PMO organizes that approach around three kinds of service: enable, support, and deliver—or as Gillespie calls them, do it yourself, do it with help, and do it together. Depending on needs and preferences, UTM community members can manage their work themselves using PMO tools and templates, seek guidance on a project’s development from PMO staff, or ask PMO to assemble a project team and lead all aspects of project work. 

“We’re excited in each case,” says Rodrigues, “to share a UTM-wide methodology that manages projects consistently and that helps collaborators work together with purpose.” A case in point is UTM’s project to enhance supports in student advising, which the PMO will help lead. That work needs to draw on the experience of more than 16,500 students and of faculty and advisors across 18 departments and institutes. It involves collaboration with advising teams in the Registrar’s Office and with student support professionals in international education, career planning, well-being and student engagement. The PMO’s task is to bring these teams together with consistent goals, plans and processes: "to share a UTM-wide project management methodology," as Rodrigues says, reflecting on his own advising experience 20 years ago, when he first came to UTM as an international student from Belize, "that helps collaborators work together with purpose and deliver an experience for our students and community to flourish.”

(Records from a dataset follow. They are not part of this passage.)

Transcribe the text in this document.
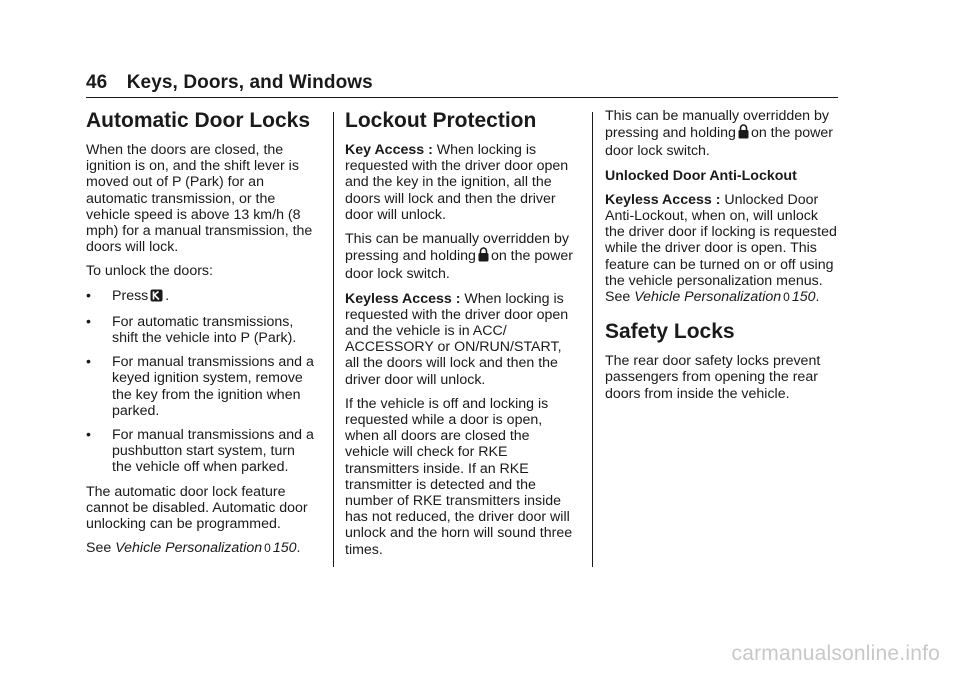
46 Keys, Doors, and Windows
Automatic Door Locks

When the doors are closed, the ignition is on, and the shift lever is moved out of P (Park) for an automatic transmission, or the vehicle speed is above 13 km/h (8 mph) for a manual transmission, the doors will lock.

To unlock the doors:

•	Press .
•	For automatic transmissions, shift the vehicle into P (Park).
•	For manual transmissions and a keyed ignition system, remove the key from the ignition when parked.
•	For manual transmissions and a pushbutton start system, turn the vehicle off when parked.

The automatic door lock feature cannot be disabled. Automatic door unlocking can be programmed.

See Vehicle Personalization 0 150.

Lockout Protection

Key Access : When locking is requested with the driver door open and the key in the ignition, all the doors will lock and then the driver door will unlock.

This can be manually overridden by pressing and holding on the power door lock switch.

Keyless Access : When locking is requested with the driver door open and the vehicle is in ACC/ ACCESSORY or ON/RUN/START, all the doors will lock and then the driver door will unlock.

If the vehicle is off and locking is requested while a door is open, when all doors are closed the vehicle will check for RKE transmitters inside. If an RKE transmitter is detected and the number of RKE transmitters inside has not reduced, the driver door will unlock and the horn will sound three times.

This can be manually overridden by pressing and holding on the power door lock switch.

Unlocked Door Anti-Lockout

Keyless Access : Unlocked Door Anti-Lockout, when on, will unlock the driver door if locking is requested while the driver door is open. This feature can be turned on or off using the vehicle personalization menus. See Vehicle Personalization 0 150.

Safety Locks

The rear door safety locks prevent passengers from opening the rear doors from inside the vehicle.

carmanualsonline.info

That purpose opens a new way to put the vision of UTM’s Strategic Framework in practice. “That’s part of the reason why we founded PMO as a team in the Principal’s Office,” says Jennifer Reid-Burrell, PMO’s senior project officer. “We wanted to be intentional—to say, OK: these are the priorities the principal has set; here are the projects and project management tools needed to realize them.”

Their campus-wide mandate to advance UTM’s vision gives the PMO a wider scope than similar offices elsewhere, which often focus on one department or kind of work. This breadth will reduce UTM’s need to go outside the campus to hire external consulting firms. “Think of the difference for our efficiency and sustainability,” Rodrigues explains, “when we start to run even a few more projects in house—and when even more work for the UTM community is led by the UTM community.”

“Our scope is really energizing,” adds Reid-Burrell, who cites the opportunity to make a community-wide impact as her motivation for working at UTM. “We have the chance to support ambitious projects as a point of connection for different people and processes across campus.” 

Rodrigues hopes to strengthen these connections by organizing a community of practice in 2023, open to anyone at UTM who supports or has an interest in projects. It will host skill-sharing workshops, professional development opportunities and other events that give project managers—students included—another way to work, grow and find efficiencies together. 

“One part of UTM’s Strategic Framework always sticks with me,” Rodrigues says. “It asks, ‘Who can I work with to make things better?’ I hope the PMO can help answer that question—to connect different people across campus and provide project tools that let them work at their best.”